![C’mon C’mon Director Mike Mills On Joaquin Phoenix’s Hair & His Therapist’s Filmmaking Advice [Interview] C’mon C’mon Director Mike Mills On Joaquin Phoenix’s Hair & His Therapist’s Filmmaking Advice [Interview]](https://www.slashfilm.com/img/gallery/cmon-cmon-director-mike-mills-on-joaquin-phoenix-and-his-therapist-interview/l-intro-1638132638.jpg)
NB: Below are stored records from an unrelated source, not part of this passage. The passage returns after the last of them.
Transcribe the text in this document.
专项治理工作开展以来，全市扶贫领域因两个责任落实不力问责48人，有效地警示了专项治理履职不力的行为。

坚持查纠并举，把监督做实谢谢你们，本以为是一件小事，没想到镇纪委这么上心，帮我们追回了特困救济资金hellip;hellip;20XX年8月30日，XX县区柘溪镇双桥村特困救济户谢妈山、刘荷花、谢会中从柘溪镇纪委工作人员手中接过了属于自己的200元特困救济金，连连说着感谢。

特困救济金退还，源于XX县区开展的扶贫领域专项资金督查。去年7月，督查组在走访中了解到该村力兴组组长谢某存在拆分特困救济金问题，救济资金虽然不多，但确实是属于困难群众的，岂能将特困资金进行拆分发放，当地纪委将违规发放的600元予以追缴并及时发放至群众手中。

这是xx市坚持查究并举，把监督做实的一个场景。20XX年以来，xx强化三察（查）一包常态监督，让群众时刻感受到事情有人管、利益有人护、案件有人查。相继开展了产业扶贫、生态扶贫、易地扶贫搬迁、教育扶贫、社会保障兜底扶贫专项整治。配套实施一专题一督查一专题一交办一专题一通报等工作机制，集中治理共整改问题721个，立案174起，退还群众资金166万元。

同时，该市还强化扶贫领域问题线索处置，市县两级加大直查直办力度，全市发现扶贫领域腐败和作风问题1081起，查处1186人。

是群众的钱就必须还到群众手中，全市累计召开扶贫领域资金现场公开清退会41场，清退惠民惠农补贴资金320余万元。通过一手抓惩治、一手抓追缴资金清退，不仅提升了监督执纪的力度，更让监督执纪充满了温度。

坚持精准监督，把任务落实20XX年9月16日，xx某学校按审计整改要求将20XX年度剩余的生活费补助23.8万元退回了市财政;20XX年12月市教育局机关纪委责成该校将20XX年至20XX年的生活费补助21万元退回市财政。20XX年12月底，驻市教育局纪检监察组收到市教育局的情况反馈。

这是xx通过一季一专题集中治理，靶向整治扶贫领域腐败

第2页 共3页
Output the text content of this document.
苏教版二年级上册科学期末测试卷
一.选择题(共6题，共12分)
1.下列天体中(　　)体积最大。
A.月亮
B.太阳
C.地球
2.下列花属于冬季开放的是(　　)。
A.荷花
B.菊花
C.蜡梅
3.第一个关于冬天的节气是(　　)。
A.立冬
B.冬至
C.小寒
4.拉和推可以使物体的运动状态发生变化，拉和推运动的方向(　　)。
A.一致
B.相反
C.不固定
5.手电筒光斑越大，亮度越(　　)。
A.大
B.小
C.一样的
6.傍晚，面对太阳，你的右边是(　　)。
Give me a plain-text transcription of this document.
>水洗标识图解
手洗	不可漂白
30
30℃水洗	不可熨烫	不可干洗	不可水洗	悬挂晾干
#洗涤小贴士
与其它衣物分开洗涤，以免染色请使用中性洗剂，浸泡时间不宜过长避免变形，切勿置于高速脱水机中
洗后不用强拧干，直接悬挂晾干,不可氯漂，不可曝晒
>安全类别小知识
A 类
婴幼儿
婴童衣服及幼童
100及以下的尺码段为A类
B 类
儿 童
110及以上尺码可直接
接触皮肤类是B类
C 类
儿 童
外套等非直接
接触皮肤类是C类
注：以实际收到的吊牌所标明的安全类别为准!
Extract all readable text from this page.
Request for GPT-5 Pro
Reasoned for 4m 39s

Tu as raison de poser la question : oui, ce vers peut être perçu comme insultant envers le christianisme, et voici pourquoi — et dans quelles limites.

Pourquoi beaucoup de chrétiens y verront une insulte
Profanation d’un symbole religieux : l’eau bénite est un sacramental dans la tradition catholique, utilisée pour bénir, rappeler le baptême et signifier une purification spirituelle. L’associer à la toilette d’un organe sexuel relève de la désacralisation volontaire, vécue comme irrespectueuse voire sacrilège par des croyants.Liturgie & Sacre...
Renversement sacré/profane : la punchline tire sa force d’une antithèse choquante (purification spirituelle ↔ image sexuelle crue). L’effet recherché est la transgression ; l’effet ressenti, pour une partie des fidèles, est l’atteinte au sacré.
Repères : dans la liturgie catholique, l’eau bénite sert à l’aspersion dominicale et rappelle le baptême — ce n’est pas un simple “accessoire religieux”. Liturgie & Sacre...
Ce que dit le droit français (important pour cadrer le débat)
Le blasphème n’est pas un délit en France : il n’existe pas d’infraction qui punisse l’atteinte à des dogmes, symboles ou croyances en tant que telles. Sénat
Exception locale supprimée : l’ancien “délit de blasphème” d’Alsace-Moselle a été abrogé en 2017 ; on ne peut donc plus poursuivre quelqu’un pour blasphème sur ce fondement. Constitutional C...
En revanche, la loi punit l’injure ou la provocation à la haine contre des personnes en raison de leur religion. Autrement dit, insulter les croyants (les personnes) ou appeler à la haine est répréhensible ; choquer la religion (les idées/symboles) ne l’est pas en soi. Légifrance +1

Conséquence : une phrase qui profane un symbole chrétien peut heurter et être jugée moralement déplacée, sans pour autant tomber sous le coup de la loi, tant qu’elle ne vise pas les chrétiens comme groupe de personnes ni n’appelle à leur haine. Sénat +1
Your films always bring back memories. This is funny. The films are definitely about memory. They all are, for some strange reason. I need to do more therapy on why the memory upsets me so much. The scope of this movie is probably the largest yet, isn’t it? What do you mean by that? All the cities these characters go to. Yes. I’ve always pitched it the way it feels intimate, but it’s really epic. It really is the greatest movie I’ve ever made. I love space. I love actors, I love cinematography, and I love places. I think that’s what I like most about directing. I love walking around a city alone. I can remember the days walking around the Lower East Side and Chinatown with a camera like I was Robert Frank. You have to try to figure out how to cinematically interpret this thing. I also love Wim Wenders’ films and I have the feeling that he always tells me: “This scene, this relationship, this emotion, that can only happen in this place at this time.” The place, the place and the history are so important to him. I love that. My idea for this film, the initial impulse before I even knew the shape or what exactly it was, it’s this contrast between intimacy in the bathroom, two people together in one bathroom, to America, as big as I am can . And that’s how I got this idea of all of these kids in the film, all of these young people in the interviews, and they travel like a road movie in a way. It was so funny. I eat it up. Like New Orleans, I would love to do that again. It’s so amazing trying to capture it. It’s not dissimilar to me filming a person because you’re trying to get a portrait of someone and you can’t show them all, but what are you going to show that reveals something interesting about them? For me it’s the same way you approach a city. Your portrait of Joaquin Phoenix in this film is beautiful. Even his hair.
[Laughs] I called his hair “El Jefe” in the movie. We had no hair and no makeup. And so we did a lot of haircuts on Joaquin’s hair to come up with this haircut. It was actually a really important part of our process. Since we didn’t have any hair or makeup, especially in the beginning, I just went in and did his hair before a shot. He just came and threw his head on me and I would just move it up a little. So the hair is really a very important part. If Joaquin were here, he would totally agree with him. It’s like, “Oh yeah. That’s how I found it.” That’s the whole beginning of it all. There were six or seven haircuts to get to this haircut. There was a lot of discussion because actors often, and I think Joaquin … they don’t want to talk about the subject. You don’t want to talk about the underlying emotion that you are going to achieve. You don’t want to describe it. You want to talk about something safe and simple, but this will help you get there. Like hair. That happens often. This has happened to me many times. The haircut, the hair dye, whatever you’re going to do with your hair, it’s the door to the whole situation.